Having lost their opening game to India, the pressure was on the Tigers to break their duck and they did so in a compelling day-night contest against a side that pushed them all the way.
Ireland were in a position to repeat their 2007 World Cup victory over Bangladesh when they limited the hosts to 205 all out.
Having chosen to bat on a flat pitch, the Tigers impressed with a flurry of boundaries in the early overs, but fine bowling by Andre Botha and 18-year-old spinner George Dockrell - who took 3-32 and 2-23 respectively - prevented them from posting a big total.
Tamim Iqbal led the initial surge with 44 from 43 balls before a spate of wickets left Raqibul Hasan and Mushfiqur Rahim to forge a fifty partnership with 38 and 36 respectively.
That carried Bangladesh through the middle overs and helped stretch the innings, but Ireland continued to offer few easy runs and eventually closed the innings with four balls unused.
The visitors were hampered by regular wickets during a chase in which the O’Brien brothers top-scored with 38 for Niall and 37 from Kevin.
The Tigers’ spinners initially did the damage before seamer Shafiul Islam returned to claim four wickets in a devastating spell that decided the game.
Tamim and Imrul Kayes gave the crowd plenty to cheer about in the first powerplay, as 50 came in just 5.4 overs, but Ireland soon hit back with three quick wickets.
Kayes was stumped smartly by Niall O’Brien off John Mooney before Junaid Siddique was run out attempting a quick single, Ed Joyce with the throw. Tamim then slashed Botha to point.
Shakib Al Hasan struck three boundaries for his 16, but Botha nipped the skipper's knock in the bud with a return catch.
Raqibul and Mushfiqur lent stability to the innings with their patient approach, taking 109 deliveries to put on 61 for the fifth wicket.
However, Ireland once again seized the initiative as Dockrell - who bowled one of the tightest spells of the tournament to date - removed Mushfiqur and Mohammad Ashraful via top-edged sweeps to short fine-leg in successive overs, while Andrew White's quick fielding saw Raqibul run out.
The last three batsmen added a crucial 49 runs. Botha trapped Shafiul in front and Abdur Razzak played on to Johnston, who claimed the final wicket when Naeem Islam scooped to short fine-leg on 29.
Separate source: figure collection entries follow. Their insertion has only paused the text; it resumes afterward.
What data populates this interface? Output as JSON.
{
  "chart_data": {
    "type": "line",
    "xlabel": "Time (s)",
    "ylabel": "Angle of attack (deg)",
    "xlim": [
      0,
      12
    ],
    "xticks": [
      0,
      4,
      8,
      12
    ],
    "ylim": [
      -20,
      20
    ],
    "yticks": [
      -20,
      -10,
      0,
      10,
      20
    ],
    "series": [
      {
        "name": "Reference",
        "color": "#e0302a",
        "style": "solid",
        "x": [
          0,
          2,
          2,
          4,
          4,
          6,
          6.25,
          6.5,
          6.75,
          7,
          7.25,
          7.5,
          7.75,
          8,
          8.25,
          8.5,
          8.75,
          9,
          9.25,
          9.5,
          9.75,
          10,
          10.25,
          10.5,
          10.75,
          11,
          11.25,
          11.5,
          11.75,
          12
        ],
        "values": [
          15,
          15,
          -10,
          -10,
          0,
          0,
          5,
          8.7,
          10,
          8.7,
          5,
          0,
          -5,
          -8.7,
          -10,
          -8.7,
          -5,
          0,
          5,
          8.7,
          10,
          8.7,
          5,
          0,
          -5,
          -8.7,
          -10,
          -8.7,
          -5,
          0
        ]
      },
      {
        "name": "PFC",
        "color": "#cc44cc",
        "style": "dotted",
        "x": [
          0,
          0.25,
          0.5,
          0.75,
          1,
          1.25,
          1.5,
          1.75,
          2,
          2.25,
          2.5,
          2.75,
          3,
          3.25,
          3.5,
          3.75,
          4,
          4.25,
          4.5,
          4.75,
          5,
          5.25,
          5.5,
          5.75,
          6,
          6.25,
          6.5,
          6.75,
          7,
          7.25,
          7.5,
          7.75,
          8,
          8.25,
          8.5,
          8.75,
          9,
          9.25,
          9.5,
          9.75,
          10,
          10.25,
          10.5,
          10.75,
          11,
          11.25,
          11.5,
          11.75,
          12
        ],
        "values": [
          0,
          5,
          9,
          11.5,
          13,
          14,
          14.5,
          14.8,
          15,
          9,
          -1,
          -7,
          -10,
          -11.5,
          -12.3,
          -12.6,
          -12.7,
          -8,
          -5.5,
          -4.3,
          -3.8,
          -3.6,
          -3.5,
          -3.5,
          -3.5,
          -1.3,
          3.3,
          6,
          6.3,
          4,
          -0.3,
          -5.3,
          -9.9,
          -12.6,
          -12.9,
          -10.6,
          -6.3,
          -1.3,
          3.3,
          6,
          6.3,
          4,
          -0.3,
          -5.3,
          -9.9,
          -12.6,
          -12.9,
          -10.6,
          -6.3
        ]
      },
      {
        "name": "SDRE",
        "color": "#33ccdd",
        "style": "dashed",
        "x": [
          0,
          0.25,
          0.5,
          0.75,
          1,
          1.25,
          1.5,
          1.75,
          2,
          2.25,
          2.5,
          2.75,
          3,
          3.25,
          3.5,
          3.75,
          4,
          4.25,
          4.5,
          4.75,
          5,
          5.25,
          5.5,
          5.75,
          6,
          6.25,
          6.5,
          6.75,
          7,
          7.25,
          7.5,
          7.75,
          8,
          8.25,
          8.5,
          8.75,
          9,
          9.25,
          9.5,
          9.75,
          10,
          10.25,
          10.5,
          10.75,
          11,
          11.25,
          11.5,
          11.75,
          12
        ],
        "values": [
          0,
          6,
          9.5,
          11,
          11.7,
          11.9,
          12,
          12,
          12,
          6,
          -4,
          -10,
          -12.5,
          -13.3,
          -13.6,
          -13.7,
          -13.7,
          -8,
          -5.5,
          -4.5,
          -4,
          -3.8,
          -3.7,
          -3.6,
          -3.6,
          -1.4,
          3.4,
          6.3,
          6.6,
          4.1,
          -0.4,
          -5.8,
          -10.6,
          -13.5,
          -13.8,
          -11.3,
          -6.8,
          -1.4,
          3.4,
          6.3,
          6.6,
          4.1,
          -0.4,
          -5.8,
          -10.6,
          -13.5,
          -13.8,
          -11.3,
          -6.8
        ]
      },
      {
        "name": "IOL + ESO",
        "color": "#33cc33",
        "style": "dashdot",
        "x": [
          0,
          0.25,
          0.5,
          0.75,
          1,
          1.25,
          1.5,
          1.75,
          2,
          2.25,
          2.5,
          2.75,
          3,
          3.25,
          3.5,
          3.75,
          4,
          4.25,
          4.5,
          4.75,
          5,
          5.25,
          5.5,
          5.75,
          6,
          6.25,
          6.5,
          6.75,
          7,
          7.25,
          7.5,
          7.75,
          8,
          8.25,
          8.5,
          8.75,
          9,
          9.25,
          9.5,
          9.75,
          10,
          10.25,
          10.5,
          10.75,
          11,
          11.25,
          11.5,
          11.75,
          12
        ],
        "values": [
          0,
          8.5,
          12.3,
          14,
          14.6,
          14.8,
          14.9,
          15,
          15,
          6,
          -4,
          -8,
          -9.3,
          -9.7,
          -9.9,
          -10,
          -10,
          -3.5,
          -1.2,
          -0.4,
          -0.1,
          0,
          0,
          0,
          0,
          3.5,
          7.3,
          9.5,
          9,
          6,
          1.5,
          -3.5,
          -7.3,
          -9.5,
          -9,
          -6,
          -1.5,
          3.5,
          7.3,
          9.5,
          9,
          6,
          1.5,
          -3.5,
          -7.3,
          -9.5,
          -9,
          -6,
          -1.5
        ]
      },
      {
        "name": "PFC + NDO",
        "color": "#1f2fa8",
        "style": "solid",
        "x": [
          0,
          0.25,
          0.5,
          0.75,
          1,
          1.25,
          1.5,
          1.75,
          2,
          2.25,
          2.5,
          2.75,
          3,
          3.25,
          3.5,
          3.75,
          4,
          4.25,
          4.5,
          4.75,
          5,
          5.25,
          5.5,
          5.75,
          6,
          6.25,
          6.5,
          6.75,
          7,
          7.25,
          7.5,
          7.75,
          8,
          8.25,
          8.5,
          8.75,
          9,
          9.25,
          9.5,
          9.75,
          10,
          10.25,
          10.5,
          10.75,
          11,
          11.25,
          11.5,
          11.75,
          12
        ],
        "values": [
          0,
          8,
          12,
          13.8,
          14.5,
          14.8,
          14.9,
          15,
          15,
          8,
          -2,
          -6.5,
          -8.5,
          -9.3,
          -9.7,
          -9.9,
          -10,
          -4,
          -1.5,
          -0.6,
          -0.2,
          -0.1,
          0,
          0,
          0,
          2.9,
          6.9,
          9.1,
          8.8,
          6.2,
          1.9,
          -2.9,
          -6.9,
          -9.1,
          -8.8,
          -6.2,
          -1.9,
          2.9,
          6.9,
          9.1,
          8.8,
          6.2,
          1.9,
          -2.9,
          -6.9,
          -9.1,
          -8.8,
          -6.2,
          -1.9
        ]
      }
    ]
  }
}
Ireland could not match Bangladesh’s start with the bat, Paul Stirling overbalancing to be stumped off Mushfiqur and fellow opener Will Porterfield flicking Raqibul to midwicket on 20 in the opening powerplay.
Joyce, making his Ireland one-day international debut, and Niall O’Brien steadied the ship until the former England man was caught and bowled by Ashraful for 16 via a leading edge.
The spinner struck again when White played on off his inside edge and Ireland were 110 for five when Tamim held a superb catch, coming in from the leg-side boundary, off Shakib to remove Niall O’Brien for 38.
The tourists mounted something of a recovery through Kevin O’Brien and Botha until the former holed out off Shafiul in the deep.
Bangladesh regained the upper hand with three wickets in four overs: Mooney bottom-edged a sweep off Naeem onto his stumps for a nine-ball duck, Shafiul bowled Botha for 22 and the seamer trapped Johnston in front.
Victory soon arrived for the hosts when Rankin chipped Shafiul, who finished with 4-21, to midwicket with five overs to go.
Ireland captain Porterfield was left to rue a series of soft dismissals in his side’s innings.
“It’s not hard to work out where we lost this game. We let ourselves down with the bat,” he said. “But we have to bounce back from this, we can’t let it bother us.”
Tigers skipper Shakib took heart from his the way his side performed under pressure.
“Although we didn’t bat well, our bowlers and fielders showed great character and support for us," he said. "It’s good to have support like this and hopefully we can improve ourselves from here.”